そんな訳で彼らの話が終わるまで待機することにしたのだが、引き留めた2人が話し相手になってくれているので、暇を持て余さずに済んでいる。
「あの……あちらのお2人って、仲良いんですか?」
ユキは隣のテーブル席を見たまま、アヴィとパルグルに尋ねた。2人は彼女の視線の先を追い、見つめ合っているディアンとビルへ目を向ける。
「ふむ、言われてみればそうなんでしょうかね」
「お前、本気で言ってんのか? テキトー過ぎてビックリしたわ」
パルグルは、顎に手をやる隣のアホを一瞥した後、遠くの2人をもう一度見た。
「あれはビルが……椅子の上に立ってるヤツが距離感おかしいだけ」
「ああ……納得です」
ユキも身をもって体験していたので、すんなり理解した。改めてディアンとビルの様子をうかがう。ビルはニヤリと口角を上げているが、鋭い目力で威圧的な視線をディアンに浴びせていた。無表情に見えるディアンも、目元が力んでいる。

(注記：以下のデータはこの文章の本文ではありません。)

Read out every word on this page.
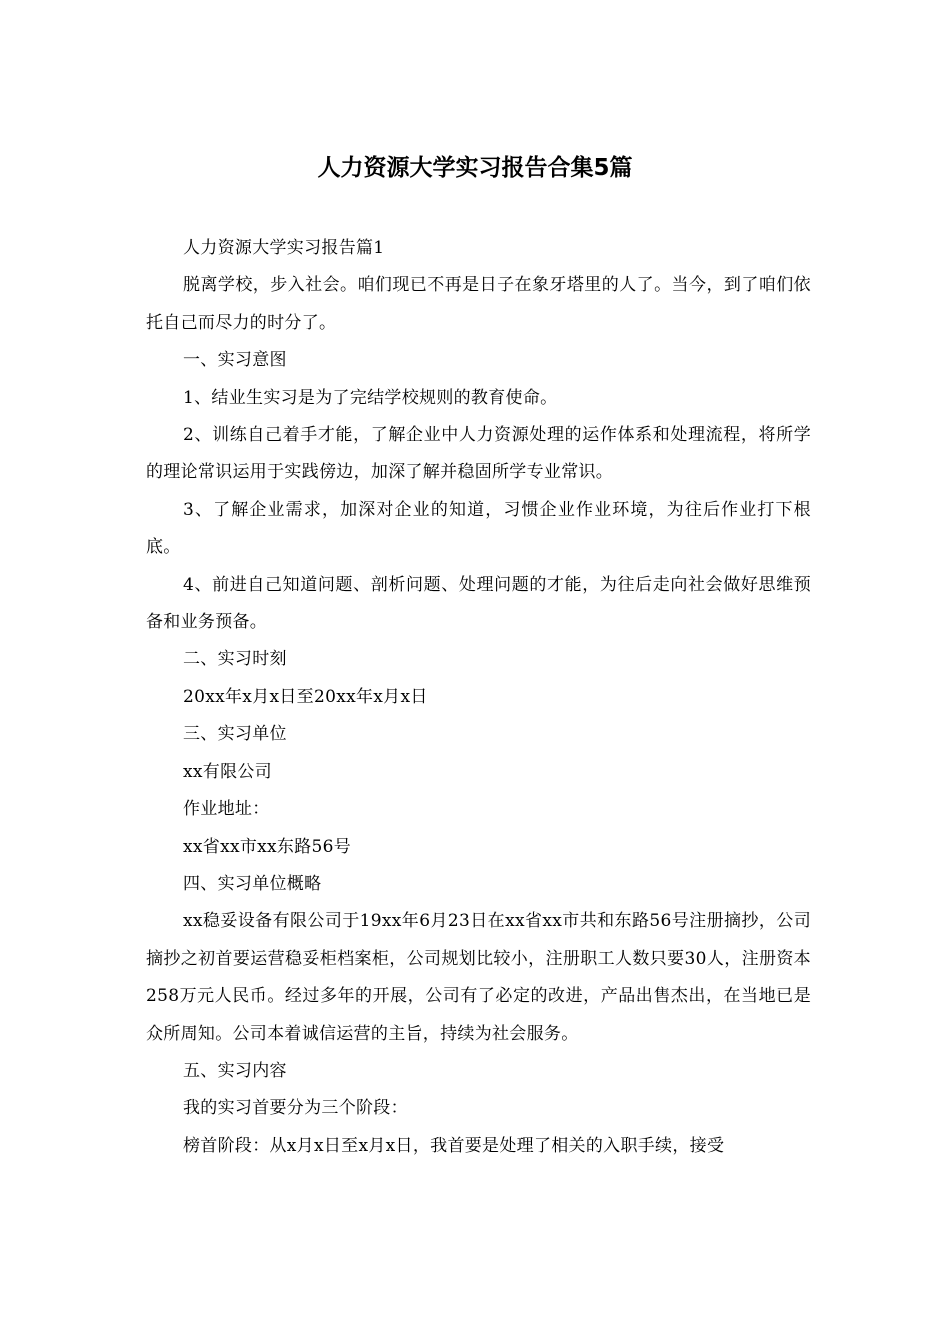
人力资源大学实习报告合集5篇

人力资源大学实习报告篇1

脱离学校，步入社会。咱们现已不再是日子在象牙塔里的人了。当今，到了咱们依托自己而尽力的时分了。

一、实习意图

1、结业生实习是为了完结学校规则的教育使命。

2、训练自己着手才能，了解企业中人力资源处理的运作体系和处理流程，将所学的理论常识运用于实践傍边，加深了解并稳固所学专业常识。

3、了解企业需求，加深对企业的知道，习惯企业作业环境，为往后作业打下根底。

4、前进自己知道问题、剖析问题、处理问题的才能，为往后走向社会做好思维预备和业务预备。

二、实习时刻

20xx年x月x日至20xx年x月x日

三、实习单位

xx有限公司

作业地址：

xx省xx市xx东路56号

四、实习单位概略

xx稳妥设备有限公司于19xx年6月23日在xx省xx市共和东路56号注册摘抄，公司摘抄之初首要运营稳妥柜档案柜，公司规划比较小，注册职工人数只要30人，注册资本258万元人民币。经过多年的开展，公司有了必定的改进，产品出售杰出，在当地已是众所周知。公司本着诚信运营的主旨，持续为社会服务。

五、实习内容

我的实习首要分为三个阶段：

榜首阶段：从x月x日至x月x日，我首要是处理了相关的入职手续，接受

深刻な雰囲気。彼らの話が終わったとしても、近寄る勇気はない。
「私、そろそろ戻りますね。お話、楽しかったです」
ユキは相手をしてくれた2人に、にっこりと微笑んだ。
「鏡はここに置いとくので、自由に使ってください」
鏡面を下にして鏡をテーブルに置くと、「それじゃあ」と笑顔を浮かべながら2人に会釈し、食堂を後にした。
パルグルはユキの後ろ姿を見ながら、片手を上げて手を振る。
「おう、ちゃんと体鍛えとけよー?」
「突飛な挨拶ですね。しかしそんなものでは女性に響きません。0点です」
「そーゆーつもりゼロだったけど、なんか腹立つな」
パルグルは眉をひそめ、アヴィを横目で見る。アヴィはユキが置いていった鏡を持ち、鏡面と向かい合ってジーっと眺めていた。パルグルはアヴィの隣に近づき、横から鏡の中を覗く。
「へー、マジで写らねーんだな」
鏡にはパルグルの姿だけが写っており、真横にいるはずのヴァンパイアの姿は見えなかった。
「ええ。ですが、とっくに慣れてますよ。今では感覚だけで身だしなみを整えられますから」
アヴィは片方の口角を上げ、「フッ」とドヤ顔を見せる。パルグルはその顔が気に入らなかった。
「ハッ、よく言うぜ。鼻の穴から鼻クソ見えてるぞ」
パルグルのその一言で、アヴィの目が極限まで見開かれた。
「なんですって!? どこですか! 取ってください!」
アヴィは血眼になり、両手でパルグルの左手を勢いよく掴んだ。
「痛ってえ! テメエ、爪が食い込んで――」
痛がるパルグルを無視し、アヴィは掴んだ手を引き寄せ始めた。パルグルの指先が、アヴィの鼻に近づいていく。
不穏な予感。指先が引き寄せられていくのに比例して、パルグルの顔が青ざめる。